Before Beto is shipped off to the detention center in York, his wallet is returned to him with approximately $100 of his original $500. He has to plead with them to get his cell phone back.
He’s not at York long. Within days he’s taken first to Texas, and then to Arizona, where he is finally able to contact Erica. He’s on his way to be dropped across the border -- Ciudad Juárez, Sister Lorena guesses – to find his way back to their hometown in Puebla.
“Another waitress where I work [as a busboy] knows someone who was picked up the same way, at the same station,” Erica tells me when she finishes recounting her brother’s story.
Then simply, with no drama: “I no longer take the trains.”
Nothing but questions
As I try to find my way through a section of Philadelphia I don’t know after my two-hour conversation with Erica, I’m struck by her poise. She’s managed to tell me her brother’s story, as well as her own (look for subsequent blog entries) calmly and with a self-possession I don’t feel after talking to her.
I seethe with questions.
Are there really police staked out at certain train stations in Philadelphia doing immigration checks?
On what basis are people being asked to present documents – on that train platform or anywhere else in the city and suburbs for that matter? Their “Latino” look? Their accents? Their “immigrant” backpacks?

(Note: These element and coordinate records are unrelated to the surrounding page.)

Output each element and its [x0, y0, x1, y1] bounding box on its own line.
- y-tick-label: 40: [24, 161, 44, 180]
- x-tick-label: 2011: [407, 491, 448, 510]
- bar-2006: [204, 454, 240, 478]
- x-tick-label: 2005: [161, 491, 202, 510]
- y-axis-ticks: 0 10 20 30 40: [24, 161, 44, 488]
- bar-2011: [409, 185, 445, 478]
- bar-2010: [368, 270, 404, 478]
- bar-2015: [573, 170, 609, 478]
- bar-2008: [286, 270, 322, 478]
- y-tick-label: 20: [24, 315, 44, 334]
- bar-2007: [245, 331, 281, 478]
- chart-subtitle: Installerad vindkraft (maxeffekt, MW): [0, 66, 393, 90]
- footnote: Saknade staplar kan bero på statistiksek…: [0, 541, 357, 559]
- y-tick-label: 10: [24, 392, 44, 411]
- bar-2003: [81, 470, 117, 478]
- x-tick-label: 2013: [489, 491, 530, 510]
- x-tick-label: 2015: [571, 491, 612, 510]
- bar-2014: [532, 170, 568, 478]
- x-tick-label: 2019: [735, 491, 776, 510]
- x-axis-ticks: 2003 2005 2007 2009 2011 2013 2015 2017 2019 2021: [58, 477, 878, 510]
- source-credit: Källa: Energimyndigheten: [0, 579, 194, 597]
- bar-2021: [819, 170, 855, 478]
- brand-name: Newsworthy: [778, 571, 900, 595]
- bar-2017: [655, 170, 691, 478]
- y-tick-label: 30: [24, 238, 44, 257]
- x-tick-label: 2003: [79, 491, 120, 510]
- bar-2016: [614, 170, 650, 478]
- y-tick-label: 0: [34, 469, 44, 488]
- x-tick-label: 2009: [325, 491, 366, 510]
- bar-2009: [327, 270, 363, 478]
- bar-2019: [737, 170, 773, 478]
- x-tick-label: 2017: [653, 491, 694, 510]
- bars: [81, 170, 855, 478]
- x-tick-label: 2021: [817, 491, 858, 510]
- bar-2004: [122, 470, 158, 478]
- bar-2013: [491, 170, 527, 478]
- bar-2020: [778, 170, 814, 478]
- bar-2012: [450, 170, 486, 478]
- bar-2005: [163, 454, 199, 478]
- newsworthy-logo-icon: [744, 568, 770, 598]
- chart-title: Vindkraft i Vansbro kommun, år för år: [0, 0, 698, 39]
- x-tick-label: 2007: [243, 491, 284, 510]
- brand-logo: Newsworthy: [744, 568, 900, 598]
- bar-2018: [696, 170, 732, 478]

Are immigration officials temporarily confiscating the cell phones of detainees to deprive them of legal counsel? Or to pull the telephone numbers in the memories of those phones so they can chase down other potential “illegals?”
Mostly I ask myself how anyone endures the anguish of having a loved one disappear so inexplicably. As I wrote at the beginning of this piece, this is not a new question for me. What is new is that I’m asking it in the United States.